USA – Want more proof that 2020 will go down as a year we should all try hard to forget about?
With some 9 million acres burned in wildfires across Western U.S. this year, and the introduction of a new and terrifying term “gigafire,” the year’s wildfire season more than held its own with recent record-setting wildfire seasons.
Data analytics firm Irvine, Calif.-based CoreLogic covered the year in wildfires in a webinar on Tuesday, A Horizon on Fire. “A Horizon on Fire: Where Do We Go From Here?”
The webinar covered:
What conditions created the fires this year?
What truths risk scoring and wildfire modeling can reveal to us about the propensity of wildfire in the U.S.?
And what construction trends can tell us about the impact on recovery?
It featured Maiclarie Bolton Smith, senior leader of research and content strategy, Tom Jeffrey, a senior hazard scientist, Jessica Marose, a product manager, Saumi Shokraee, a research and content professional, and Shelly Yerkes, a senior product manager.

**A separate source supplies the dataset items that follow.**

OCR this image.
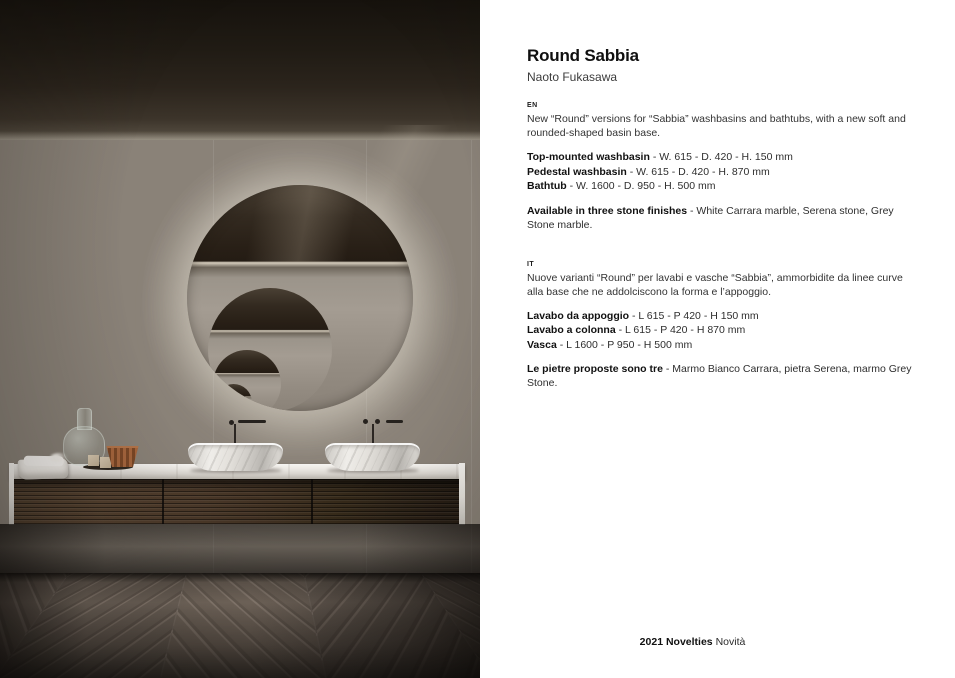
Round Sabbia
Naoto Fukasawa
EN
New “Round” versions for “Sabbia” washbasins and bathtubs, with a new soft and rounded-shaped basin base.
Top-mounted washbasin - W. 615 - D. 420 - H. 150 mm
Pedestal washbasin - W. 615 - D. 420 - H. 870 mm
Bathtub - W. 1600 - D. 950 - H. 500 mm
Available in three stone finishes - White Carrara marble, Serena stone, Grey Stone marble.
IT
Nuove varianti “Round” per lavabi e vasche “Sabbia”, ammorbidite da linee curve alla base che ne addolciscono la forma e l’appoggio.
Lavabo da appoggio - L 615 - P 420 - H 150 mm
Lavabo a colonna - L 615 - P 420 - H 870 mm
Vasca - L 1600 - P 950 - H 500 mm
Le pietre proposte sono tre - Marmo Bianco Carrara, pietra Serena, marmo Grey Stone.
2021 Novelties Novità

The wildfire reason was off to a slow start to 2020, particularly in California, trending below the 10-year average up until mid-August. In that short time, wildfires catapulted the season up to the 4th highest acreage total burned since 1960.
“We’re approaching 9.5 million acres in the U.S.,” Jeffrey said.

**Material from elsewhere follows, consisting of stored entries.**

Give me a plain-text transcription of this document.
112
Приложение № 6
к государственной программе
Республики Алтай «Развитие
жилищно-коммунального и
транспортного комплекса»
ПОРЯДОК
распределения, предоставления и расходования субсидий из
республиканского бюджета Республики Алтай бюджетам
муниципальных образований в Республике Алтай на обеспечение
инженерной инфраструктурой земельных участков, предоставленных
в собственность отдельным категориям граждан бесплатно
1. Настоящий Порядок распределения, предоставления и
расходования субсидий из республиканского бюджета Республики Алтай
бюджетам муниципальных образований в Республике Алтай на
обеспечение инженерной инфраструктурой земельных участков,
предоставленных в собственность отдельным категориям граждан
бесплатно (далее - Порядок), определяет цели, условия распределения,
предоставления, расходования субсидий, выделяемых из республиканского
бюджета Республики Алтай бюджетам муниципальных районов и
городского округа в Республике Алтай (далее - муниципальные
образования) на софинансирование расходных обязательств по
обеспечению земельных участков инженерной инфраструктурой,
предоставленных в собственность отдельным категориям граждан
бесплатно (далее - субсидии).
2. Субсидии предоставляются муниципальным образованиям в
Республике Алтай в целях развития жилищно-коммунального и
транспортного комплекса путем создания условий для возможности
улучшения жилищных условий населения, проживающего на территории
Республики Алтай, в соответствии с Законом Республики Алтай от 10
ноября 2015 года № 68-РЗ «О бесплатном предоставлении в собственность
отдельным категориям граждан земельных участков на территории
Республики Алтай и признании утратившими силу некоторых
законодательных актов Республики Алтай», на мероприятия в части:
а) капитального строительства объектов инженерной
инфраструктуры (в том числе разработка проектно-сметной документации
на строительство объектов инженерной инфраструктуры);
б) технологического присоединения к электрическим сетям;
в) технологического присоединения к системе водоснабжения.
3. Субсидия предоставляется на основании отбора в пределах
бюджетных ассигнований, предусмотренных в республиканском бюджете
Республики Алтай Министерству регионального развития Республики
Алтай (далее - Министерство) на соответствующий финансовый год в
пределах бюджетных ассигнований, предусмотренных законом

California has seen 4.1 million acres burned and has seen five of the six largest fires in state history, according to Jeffrey.
The state also suffered a single fire over 1 million acres, a term we now have a name for: gigafire, meaning a fire that burns at least 1 million acres. To find a fire in the lower 48 states that matched the size of the August Complex Fire, Jeffrey had look back in the records more than 100 years.

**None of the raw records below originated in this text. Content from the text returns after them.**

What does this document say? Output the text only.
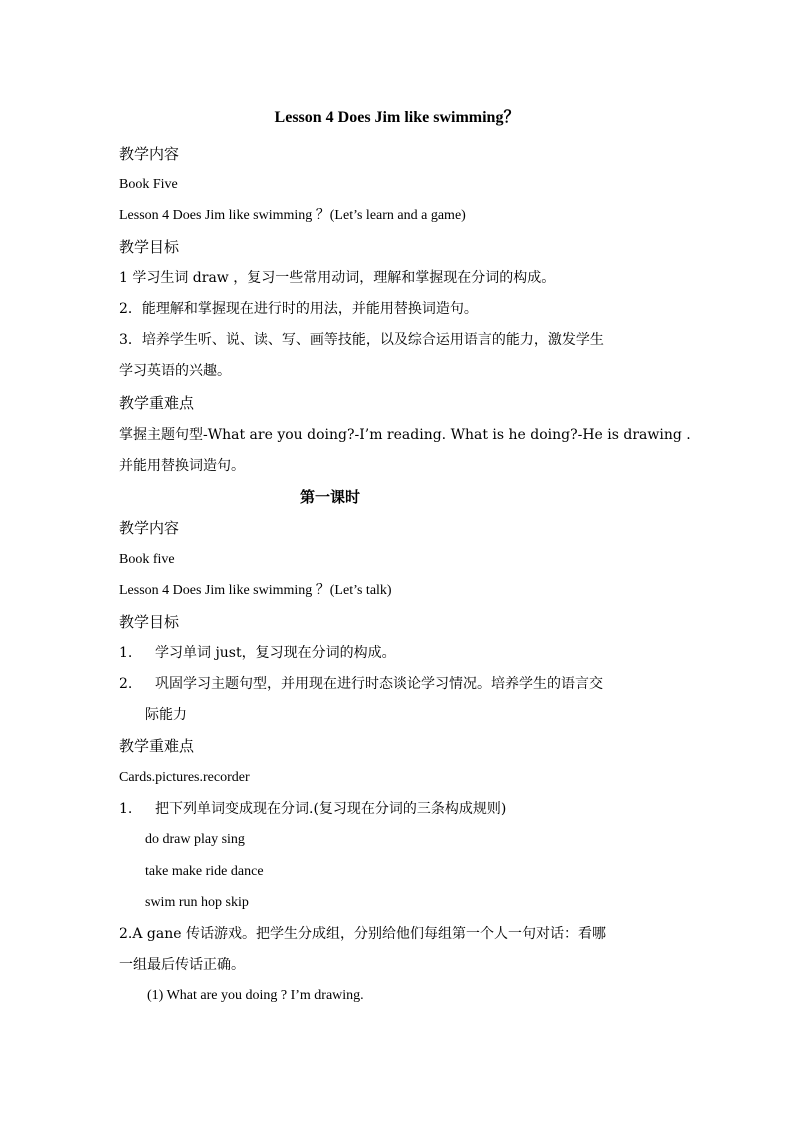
Lesson 4 Does Jim like swimming？
教学内容
Book Five
Lesson 4 Does Jim like swimming ？(Let’s learn and a game)
教学目标
1 学习生词 draw ，复习一些常用动词，理解和掌握现在分词的构成。
2．能理解和掌握现在进行时的用法，并能用替换词造句。
3．培养学生听、说、读、写、画等技能，以及综合运用语言的能力，激发学生
学习英语的兴趣。
教学重难点
掌握主题句型-What are you doing?-I’m reading. What is he doing?-He is drawing .
并能用替换词造句。
第一课时
教学内容
Book five
Lesson 4 Does Jim like swimming ？(Let’s talk)
教学目标
1. 学习单词 just，复习现在分词的构成。
2. 巩固学习主题句型，并用现在进行时态谈论学习情况。培养学生的语言交
际能力
教学重难点
Cards.pictures.recorder
1. 把下列单词变成现在分词.(复习现在分词的三条构成规则)
do draw play sing
take make ride dance
swim run hop skip
2.A gane 传话游戏。把学生分成组，分别给他们每组第一个人一句对话：看哪
一组最后传话正确。
(1) What are you doing ? I’m drawing.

“We really find it troubling that that kind of a fire can occur in this day and age given the resources we have,” Jeffrey said.
The recent years of increasingly severe wildfires have had an impact on the state’s homeowners and its insurance market. An increasing number of Californians have been dropped by their regular insurers after years of devastating wildfires that cost billions of dollars and upended the market.
States throughout the Western U.S. suffered through notably severe 2020 wildfire seasons, according to CoreLogic:
Colorado had the three largest fires in state history.
In Oregon more than 1 million acres burned, roughly double the 10-year average of 556,774 acres per year
In Washington, more than 700,000 acres burned.
Jeffrey said that 2020’s wildfire year was one to remember, or forget if you prefer, for a number of reasons, including that COVID-19 made fewer firefighters available, winds were of extreme duration and intensity moreso than usual, there’s a continued long duration and extreme drought distributed across Western U.S., and many simultaneous fires stretched resources (more than 560 fires broke out in California between Aug. 15 and 17).
Fires were bad, but urban planning, or lack thereof, made things worse.
Marose covered the impact of the Wildland Urban Interface. Expansion the interface, or WUI, is leading to higher losses and more catastrophic wildfires, she said.
Most new problems in WUI areas are due to new housing and subdivisions, she said, adding “there’ll be more wildfires due to human ignition,” and that wildfires now pose a greater risk to lives and homes.